Though much less dystopian than its sequels, the original Mad Max is still definitely post-apocalyptic at its core, and not just for its look. For a scant $400,000, this would-be blockbuster ended up becoming just that, grossing over 100 million dollars worldwide, and like most big success stories, spawned a host of imitators all trying to recapture that which made the original so great and popular. Some may have succeeded in individual factors, but few have managed to duplicate everything about it. As usual, the list opts for the original to best represent what Mad Max created, though like I mentioned, it’s the sequels that really flesh out the universe George Miller has envisioned here.
Mad Max was so popular and influential that it spawned a genre of its own, the apocalyptic road flick. It was also a leading film in what became known as the Australian New Wave. It also was the film that introduced Mel Gibson to the world, and he handles himself very delicately here, like he is hesitant about his first big acting job and doesn’t want to muff it up. Everything else, though, was straight out of the campy action factory. From the action itself (well done, but stuff you’ve seen before, even before Mad Max), to the editing (which way over-emphasized some of the bits of action to a laughable degree), to the plot (there are several moments where the motivation of the characters to be doing half the stuff they’re doing to each other is thrown wildly into question), it was all just so… campy.
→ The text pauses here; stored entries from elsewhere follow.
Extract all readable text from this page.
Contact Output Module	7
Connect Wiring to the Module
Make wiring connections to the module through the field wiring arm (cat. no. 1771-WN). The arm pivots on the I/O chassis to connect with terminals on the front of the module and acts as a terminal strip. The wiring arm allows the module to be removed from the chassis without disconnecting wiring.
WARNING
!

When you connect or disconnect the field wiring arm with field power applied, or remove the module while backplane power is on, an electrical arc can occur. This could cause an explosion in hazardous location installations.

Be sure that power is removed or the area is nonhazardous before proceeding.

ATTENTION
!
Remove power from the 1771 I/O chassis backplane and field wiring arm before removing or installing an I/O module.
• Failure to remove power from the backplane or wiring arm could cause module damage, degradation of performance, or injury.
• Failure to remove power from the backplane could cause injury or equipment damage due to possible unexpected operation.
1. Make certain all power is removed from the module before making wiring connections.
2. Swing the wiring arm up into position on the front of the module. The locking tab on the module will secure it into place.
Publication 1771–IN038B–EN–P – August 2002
The music, too, was particularly bombastic and on-the-nose, being overly heroic whenever Max or the other officers would do anything remotely “good”, and vile and threatening whenever the bad guys so much as appear on screen. It got really annoying at parts, and I rolled my eyes more than I really wanted to, but the rest of the film did little to hinder my efforts, and for once, I wasn’t convinced that it was because I was watching the forerunner of the tropes utilized – Mad Max just seemed to be behind the pace when it came to action conventions, using them in ways long since outdated, even for 1979.
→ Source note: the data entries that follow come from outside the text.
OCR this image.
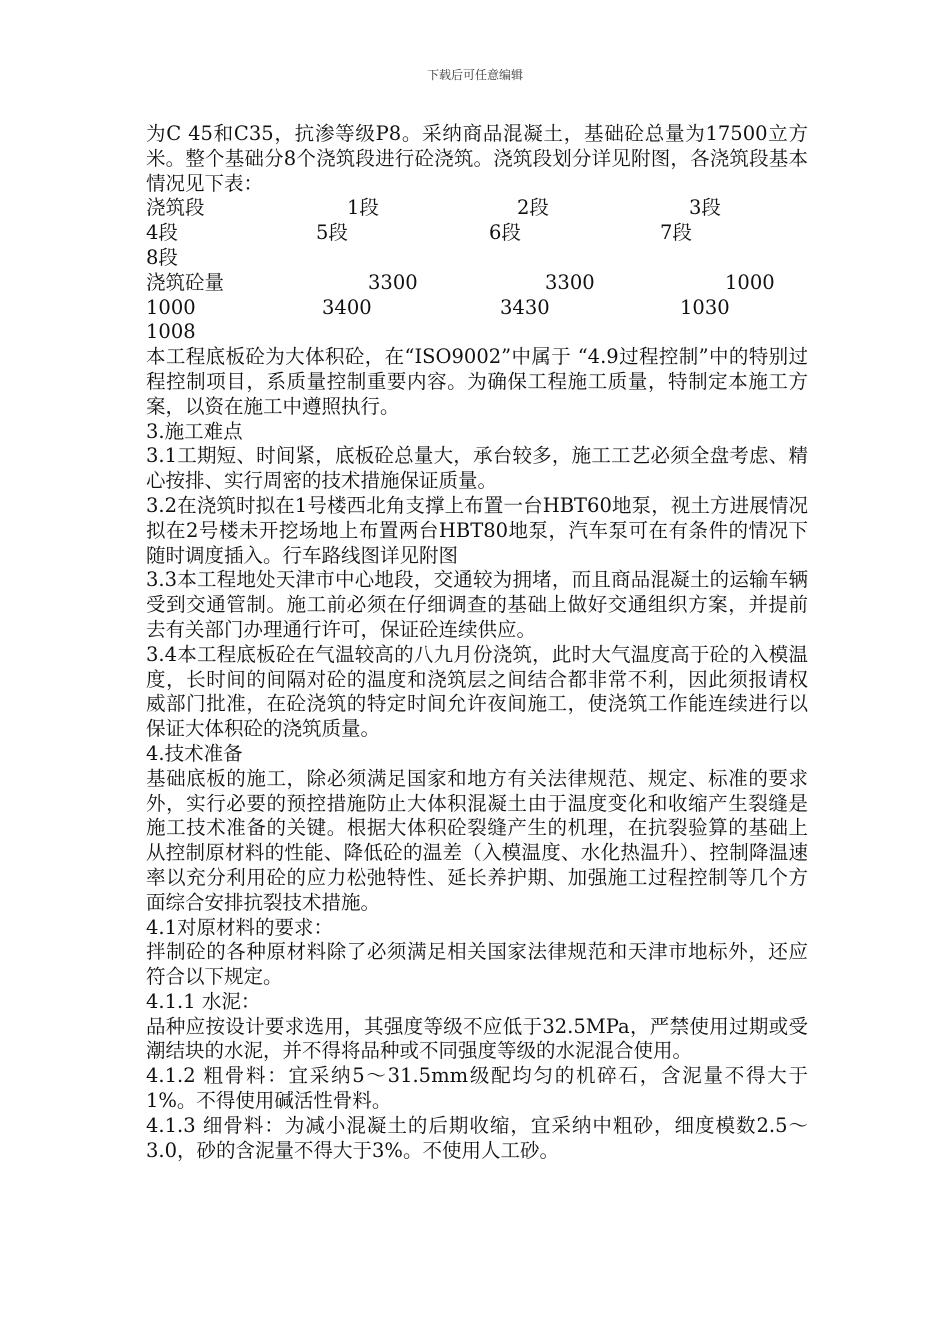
下载后可任意编辑

为C 45和C35，抗渗等级P8。采纳商品混凝土，基础砼总量为17500立方米。整个基础分8个浇筑段进行砼浇筑。浇筑段划分详见附图，各浇筑段基本情况见下表：

浇筑段	1段	2段	3段
4段	5段	6段	7段
8段
浇筑砼量	3300	3300	1000
1000	3400	3430	1030
1008

本工程底板砼为大体积砼，在“ISO9002”中属于 “4.9过程控制”中的特别过程控制项目，系质量控制重要内容。为确保工程施工质量，特制定本施工方案，以资在施工中遵照执行。

3.施工难点

3.1工期短、时间紧，底板砼总量大，承台较多，施工工艺必须全盘考虑、精心按排、实行周密的技术措施保证质量。

3.2在浇筑时拟在1号楼西北角支撑上布置一台HBT60地泵，视土方进展情况拟在2号楼未开挖场地上布置两台HBT80地泵，汽车泵可在有条件的情况下随时调度插入。行车路线图详见附图

3.3本工程地处天津市中心地段，交通较为拥堵，而且商品混凝土的运输车辆受到交通管制。施工前必须在仔细调查的基础上做好交通组织方案，并提前去有关部门办理通行许可，保证砼连续供应。

3.4本工程底板砼在气温较高的八九月份浇筑，此时大气温度高于砼的入模温度，长时间的间隔对砼的温度和浇筑层之间结合都非常不利，因此须报请权威部门批准，在砼浇筑的特定时间允许夜间施工，使浇筑工作能连续进行以保证大体积砼的浇筑质量。

4.技术准备

基础底板的施工，除必须满足国家和地方有关法律规范、规定、标准的要求外，实行必要的预控措施防止大体积混凝土由于温度变化和收缩产生裂缝是施工技术准备的关键。根据大体积砼裂缝产生的机理，在抗裂验算的基础上从控制原材料的性能、降低砼的温差（入模温度、水化热温升）、控制降温速率以充分利用砼的应力松弛特性、延长养护期、加强施工过程控制等几个方面综合安排抗裂技术措施。

4.1对原材料的要求：

拌制砼的各种原材料除了必须满足相关国家法律规范和天津市地标外，还应符合以下规定。

4.1.1 水泥：

品种应按设计要求选用，其强度等级不应低于32.5MPa，严禁使用过期或受潮结块的水泥，并不得将品种或不同强度等级的水泥混合使用。

4.1.2 粗骨料：宜采纳5～31.5mm级配均匀的机碎石，含泥量不得大于1%。不得使用碱活性骨料。

4.1.3 细骨料：为减小混凝土的后期收缩，宜采纳中粗砂，细度模数2.5～3.0，砂的含泥量不得大于3%。不使用人工砂。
So, yeah, here it comes: for all this, I’m not saying Mad Max is a bad film. I’m just saying that it seemed incredibly outdated for even its own release window in the late 70s, and aside from some of the action bits, the structure of the setting, and Gibson’s (probably unintentionally) restrained performance, this doesn’t hold up well very much at all. Of course, I’m only saying this from my perspective; you might find a lot more to like about Mad Max than I did, if indeed you’ve never seen it before, and there is quite a bit to like about it. But for me, there was way more for me to roll my eyes over, and that’s not what I want in a movie experience, to be silently, judgmentally laughing at what the filmmakers are trying to do on screen. Your mileage may vary, and since Mad Max is a road movie, you’ve got quite a lot of mileage to get out of it.
Oh, and the guy who plays Johnny the Boy looks conspicuously like Quentin Tarantino. Just saying.